Nina desencadeia uma viagem pelo próprio inconsciente enquanto está internada numa clínica psiquiátrica.

Crítica

Nina tem algo pelo qual se encantar. Esse estranhamento, que tanto lhe fascina como também lhe inquieta, vem de longe, desde a infância, época essa resgatada através de momentos preciosos que sobreviveram na memória também pela companhia do pai, o homem que a ensinou a não olhar apenas para os lados, ou para baixo, mas para cima antes de qualquer coisa. Ao mirar os céus, a garota começou a deixar a inocência para trás, perdendo-se em um mundo de possibilidades e conjecturas, de ilusões e de afastamentos. O Espaço Infinito, longa de estreia de Léo Bello, tem nessa mulher sua protagonista, mas não se basta no por ela experimentado para conter suas intenções.

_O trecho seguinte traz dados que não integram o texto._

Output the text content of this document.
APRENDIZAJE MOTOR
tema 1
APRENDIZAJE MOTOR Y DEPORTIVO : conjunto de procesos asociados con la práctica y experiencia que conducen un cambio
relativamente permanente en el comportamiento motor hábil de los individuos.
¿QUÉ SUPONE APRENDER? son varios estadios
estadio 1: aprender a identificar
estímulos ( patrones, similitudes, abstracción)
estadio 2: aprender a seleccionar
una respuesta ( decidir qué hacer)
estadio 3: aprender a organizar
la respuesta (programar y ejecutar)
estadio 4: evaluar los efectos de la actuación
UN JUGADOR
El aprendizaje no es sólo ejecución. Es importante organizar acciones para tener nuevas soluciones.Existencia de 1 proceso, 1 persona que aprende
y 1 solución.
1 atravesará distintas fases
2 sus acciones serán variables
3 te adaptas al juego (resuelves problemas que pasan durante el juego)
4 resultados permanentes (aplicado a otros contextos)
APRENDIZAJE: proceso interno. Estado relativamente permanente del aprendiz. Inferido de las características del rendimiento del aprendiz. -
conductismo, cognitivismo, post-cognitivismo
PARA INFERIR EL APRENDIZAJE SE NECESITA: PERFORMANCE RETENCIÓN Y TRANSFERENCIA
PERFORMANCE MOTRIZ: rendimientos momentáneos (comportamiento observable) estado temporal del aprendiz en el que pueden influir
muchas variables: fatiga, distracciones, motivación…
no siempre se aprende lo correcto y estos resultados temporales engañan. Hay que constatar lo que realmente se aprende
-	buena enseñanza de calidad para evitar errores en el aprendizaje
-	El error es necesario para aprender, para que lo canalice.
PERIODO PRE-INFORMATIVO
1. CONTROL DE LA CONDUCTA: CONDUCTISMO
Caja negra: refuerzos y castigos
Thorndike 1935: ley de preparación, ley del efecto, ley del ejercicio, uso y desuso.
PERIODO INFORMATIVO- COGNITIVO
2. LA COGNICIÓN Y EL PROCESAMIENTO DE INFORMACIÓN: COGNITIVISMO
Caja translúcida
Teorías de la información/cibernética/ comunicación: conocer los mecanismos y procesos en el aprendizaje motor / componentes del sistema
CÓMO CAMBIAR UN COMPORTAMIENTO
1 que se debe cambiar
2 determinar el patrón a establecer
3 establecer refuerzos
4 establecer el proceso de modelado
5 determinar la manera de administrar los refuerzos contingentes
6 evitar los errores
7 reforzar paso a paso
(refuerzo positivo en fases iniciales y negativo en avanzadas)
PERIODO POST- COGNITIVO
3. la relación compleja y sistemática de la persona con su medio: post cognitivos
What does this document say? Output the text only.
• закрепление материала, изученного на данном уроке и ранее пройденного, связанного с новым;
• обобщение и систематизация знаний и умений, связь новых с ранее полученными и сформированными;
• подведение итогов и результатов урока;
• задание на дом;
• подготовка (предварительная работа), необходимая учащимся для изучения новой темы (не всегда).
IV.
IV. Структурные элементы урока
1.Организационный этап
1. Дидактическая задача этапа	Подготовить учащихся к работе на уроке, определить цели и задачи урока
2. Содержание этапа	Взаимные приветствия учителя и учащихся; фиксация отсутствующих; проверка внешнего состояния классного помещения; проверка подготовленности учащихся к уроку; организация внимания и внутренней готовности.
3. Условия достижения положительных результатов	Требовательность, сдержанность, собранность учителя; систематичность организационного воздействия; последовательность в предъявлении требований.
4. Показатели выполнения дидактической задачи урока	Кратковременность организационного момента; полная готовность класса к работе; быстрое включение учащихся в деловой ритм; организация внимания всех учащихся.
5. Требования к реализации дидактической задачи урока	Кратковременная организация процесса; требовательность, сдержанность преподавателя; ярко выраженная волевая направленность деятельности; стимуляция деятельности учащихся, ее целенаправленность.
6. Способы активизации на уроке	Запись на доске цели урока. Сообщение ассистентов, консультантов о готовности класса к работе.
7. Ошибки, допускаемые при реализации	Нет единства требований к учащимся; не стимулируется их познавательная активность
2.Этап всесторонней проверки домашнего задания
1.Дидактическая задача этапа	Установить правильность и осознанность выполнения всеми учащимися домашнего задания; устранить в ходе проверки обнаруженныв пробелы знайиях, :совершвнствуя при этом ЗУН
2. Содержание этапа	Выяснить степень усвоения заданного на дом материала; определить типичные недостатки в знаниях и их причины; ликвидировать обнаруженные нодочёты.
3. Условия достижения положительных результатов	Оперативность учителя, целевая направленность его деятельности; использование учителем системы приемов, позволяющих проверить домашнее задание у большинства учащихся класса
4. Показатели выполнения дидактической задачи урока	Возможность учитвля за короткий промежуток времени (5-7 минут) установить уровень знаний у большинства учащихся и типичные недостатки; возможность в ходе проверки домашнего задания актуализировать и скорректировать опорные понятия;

A busca é mais ampla, e tem o intuito de comprometer, assim como acontece com sua personagem, a audiência, provocando-a a imaginar aquilo que está além do óbvio, do alcance dos olhos e da rotina diária. É uma proposta ousada, certamente. E se a atinge ou não parece ser o grande debate dessa obra imperfeita, mas longe de convencional.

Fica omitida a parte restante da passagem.